February 10 - March 30, 2023


Art Viewer

Chris Andrews is pleased to announce Cul-de-sac, Bea Fremderman’s first solo exhibition with the gallery.

Sixteen tins line the gallery’s perimeter; originally used to package fish or chicken products, they now house pithy assemblages. Fremderman discards the tin’s edible innards in favour of fragmented garments, accessories, and notions, resembling homespun character portraits. They tote the efficient beauty of the assembly line, recalling an era of low-price, pre-designed single-family homes—signalling suburban sprawl and the rise of office work. Aggregating around an intersection at once carnivorous and corporate, she points towards an exterior—a professionalism—and an interior—what is ingested.

What we eat is eventually absorbed or discarded. Plastics broken down from packaging and synthetic fibres of fast fashion garments are now found in the fish, meat, salt or vegetables ingested by the body. They unite us all in a similar (ill) fate, a tragic-comedy played in unison by a food pyramid. Before widespread adoption of factory farming, the 19th century pioneered rose-tinted glasses for chicken (subsequently mass produced). Cannibalistic at the appearance of blood, seeing the world already steeped in hues of red was meant to diminish the chicken’s urge for neighbourly consumption. One must not upset the food chain—you have to wear the uniform to work.

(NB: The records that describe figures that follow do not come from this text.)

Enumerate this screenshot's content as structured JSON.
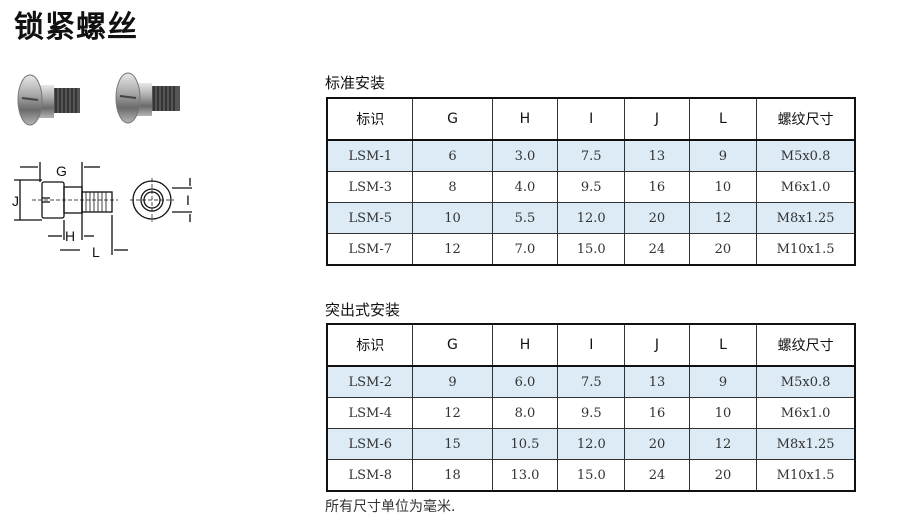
{
  "title": "锁紧螺丝",
  "diagram": {
    "labels": {
      "G": "G",
      "H": "H",
      "J": "J",
      "L": "L",
      "I": "I"
    }
  },
  "tables": [
    {
      "title": "标准安装",
      "headers": [
        "标识",
        "G",
        "H",
        "I",
        "J",
        "L",
        "螺纹尺寸"
      ],
      "rows": [
        [
          "LSM-1",
          "6",
          "3.0",
          "7.5",
          "13",
          "9",
          "M5x0.8"
        ],
        [
          "LSM-3",
          "8",
          "4.0",
          "9.5",
          "16",
          "10",
          "M6x1.0"
        ],
        [
          "LSM-5",
          "10",
          "5.5",
          "12.0",
          "20",
          "12",
          "M8x1.25"
        ],
        [
          "LSM-7",
          "12",
          "7.0",
          "15.0",
          "24",
          "20",
          "M10x1.5"
        ]
      ]
    },
    {
      "title": "突出式安装",
      "headers": [
        "标识",
        "G",
        "H",
        "I",
        "J",
        "L",
        "螺纹尺寸"
      ],
      "rows": [
        [
          "LSM-2",
          "9",
          "6.0",
          "7.5",
          "13",
          "9",
          "M5x0.8"
        ],
        [
          "LSM-4",
          "12",
          "8.0",
          "9.5",
          "16",
          "10",
          "M6x1.0"
        ],
        [
          "LSM-6",
          "15",
          "10.5",
          "12.0",
          "20",
          "12",
          "M8x1.25"
        ],
        [
          "LSM-8",
          "18",
          "13.0",
          "15.0",
          "24",
          "20",
          "M10x1.5"
        ]
      ]
    }
  ],
  "note": "所有尺寸单位为毫米.",
  "colors": {
    "row_shade": "#dcebf6",
    "border": "#111111"
  }
}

Bea Fremderman (b. 1988, Kishinev, Moldova) is a New York-based visual artist. She received her Bachelor of Fine Arts from the School of the Art Institute of Chicago in 2012. Her current research centres around feelings of global dread. Recent solo exhibitions include Weeds Compared to Flowers at John Michael Kohler Arts Center, Stranger Man at Atlanta Contemporary, How to Do Nothing with Nobody All Alone by Yourself at Shoot The Lobster (New York), Barren Island at Prairie (Chicago), and Office Space at Yerba Buena Center for the Arts (San Francisco). Select group exhibitions include 12.26 (Dallas), Morán Morán (Los Angeles), Museum of Contemporary Art (Chicago), Arsenal Contemporary, april april, and The New Museum (New York).